A Nov. 14 news release from the school describes research that shows honeybees living in laboratory conditions have had their lifespans drop 50% over the last 50 years — and nobody really knows why. The big worry is that, unlike the environmental factors like disease, parasites, and pesticides that are stressing honey bee populations, this problem may be genetic.

Anthony Nearman, a Ph.D. student in the Department of Entomology, was the first to notice the problem. He was studying the standard protocols for raising bees in the laboratory to see what effect adding more water to their sugar-water diet would have. This was done by collecting bee pupae from hives about 24 hours before they would emerge from the wax cells in which they developed. The bees were then kept in special cages for the study. These are all standard procedures, which have been developed over decades of testing.

Nearman found adding water did increase the lifespan of the bees. But when he compared his results to studies done in the 1970s, he realized that regardless of diet, on average his bees lived only half as long as the bees 50 years ago — 34.3 days in the 1970s experiments versus 17.7 days today.

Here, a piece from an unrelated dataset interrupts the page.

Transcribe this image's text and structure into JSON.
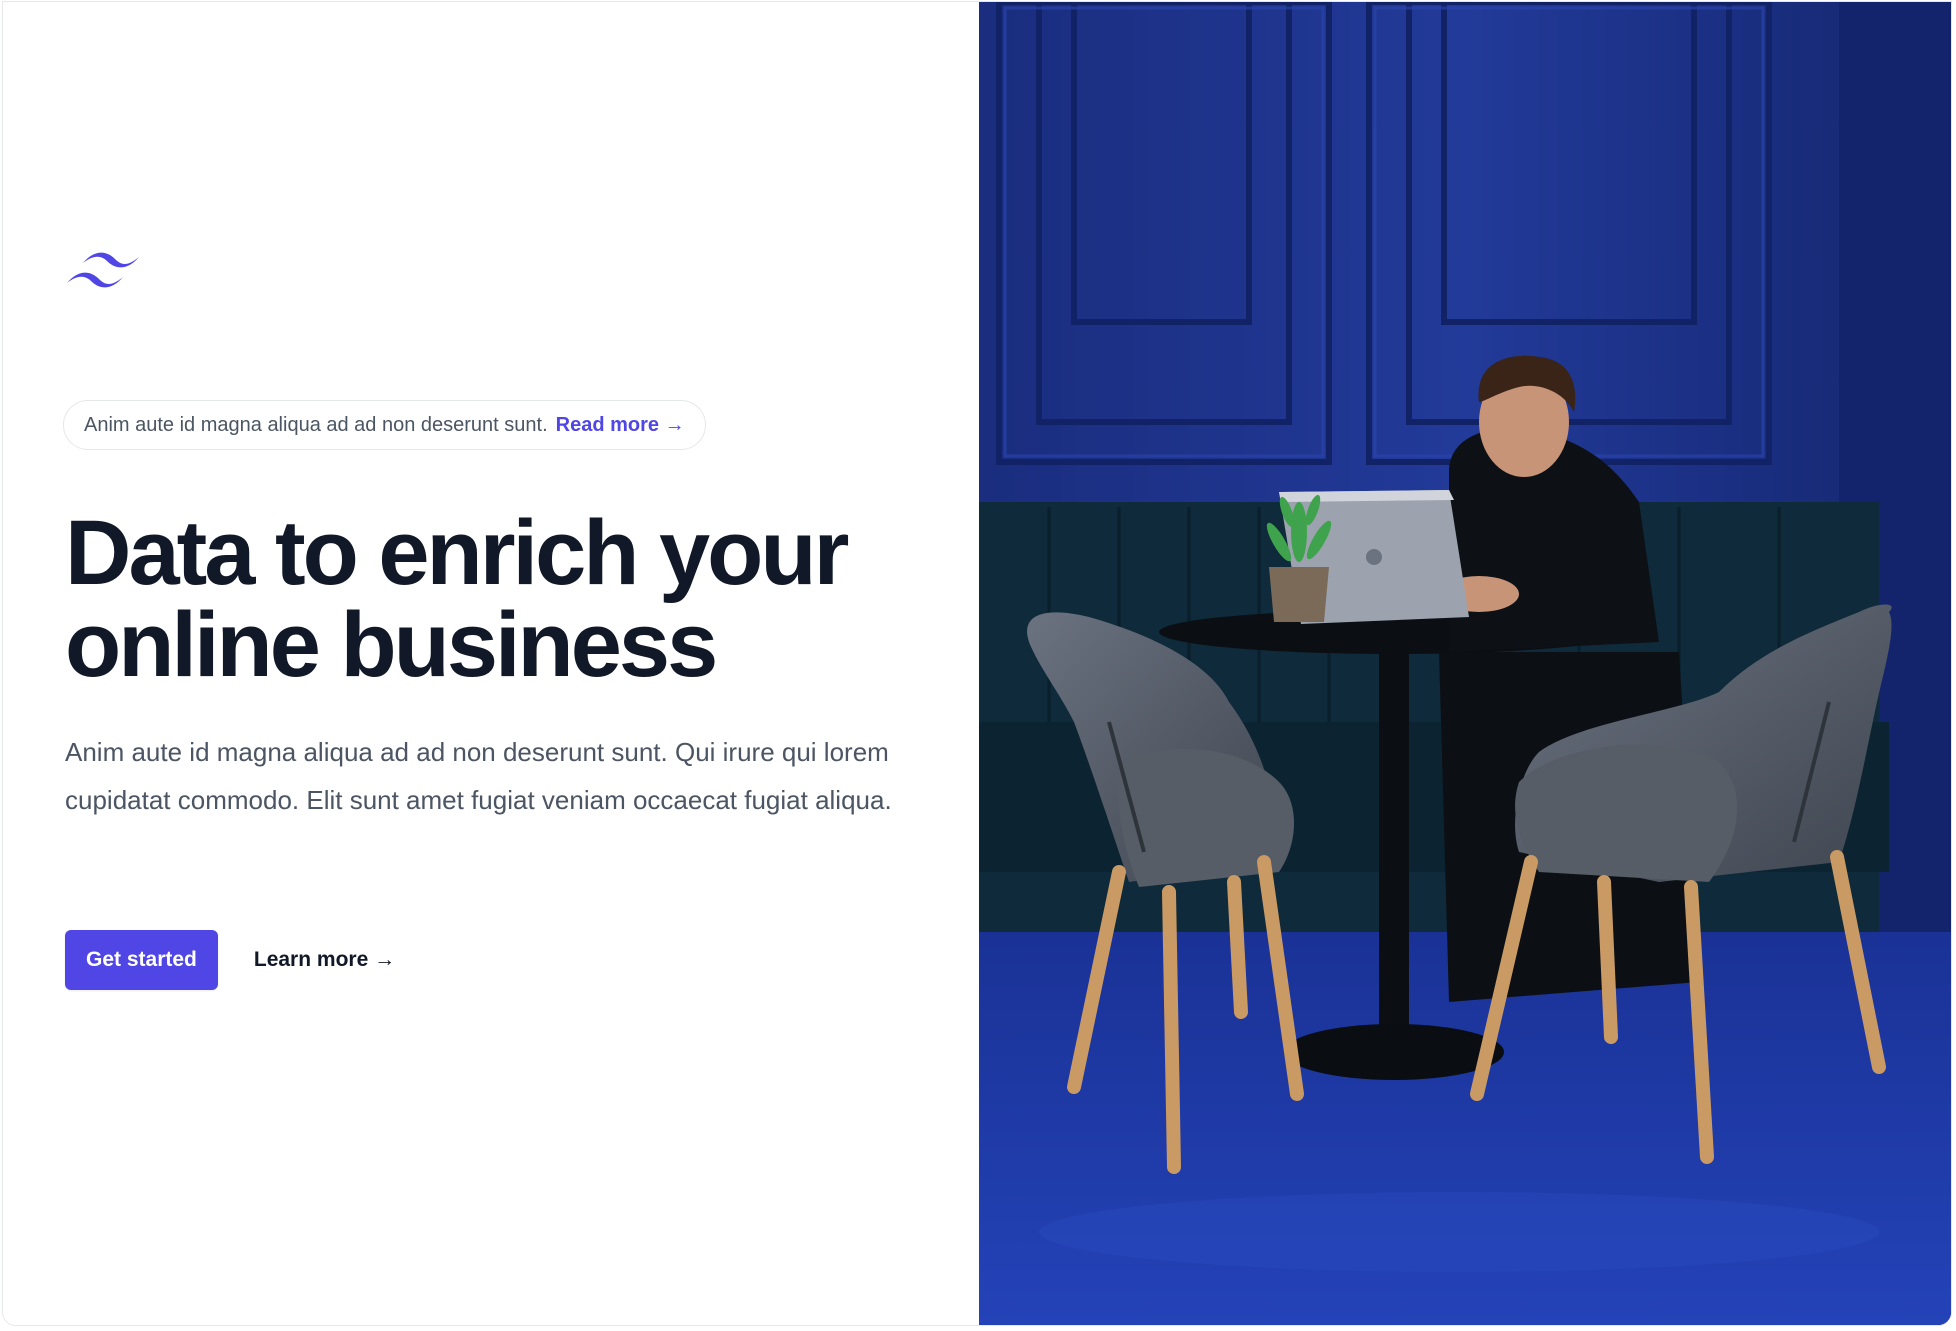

As Nearman explained, “Standardized protocols for rearing honey bees in the lab weren’t really formalized until the 2000s, so you would think that lifespans would be longer or unchanged, because we’re getting better at this, right? Instead, we saw a doubling of mortality rate.”

To figure out if this laboratory finding might be a real-world concern, the research team modeled how a 50% decrease in bee lifespan would affect a beekeeping operation. They calculated a loss of productivity of about 33%. This, as it turns out, overlaps with losses reported by beekeepers over the last 14 years — a 30% loss rate during winter, and a yearly loss rate of 40%. This in turn means U.S. beekeepers are having to replace colonies more often to keep their operations going.

Some possible causes might be viral contamination or pesticide exposure during the bees’ larval stage. But so far the laboratory bees have shown no signs of any exposure.

“We’re isolating bees from the colony life just before they emerge as adults, so whatever is reducing their lifespan is happening before that point,” said Nearman. “This introduces the idea of a genetic component.”

He also says if the genetic hypothesis is right, it raises hope for a possible solution. The next step — collect more data. They plan to examine information about honey bee lifespans in the United States and across the world. If they find bees live longer in some places as opposed to others, they can then study whether the different lifespans are due to environmental factors or genetics.

“If we can isolate some genetic factors,” says Nearman, “then maybe we can breed for longer-lived honey bees.”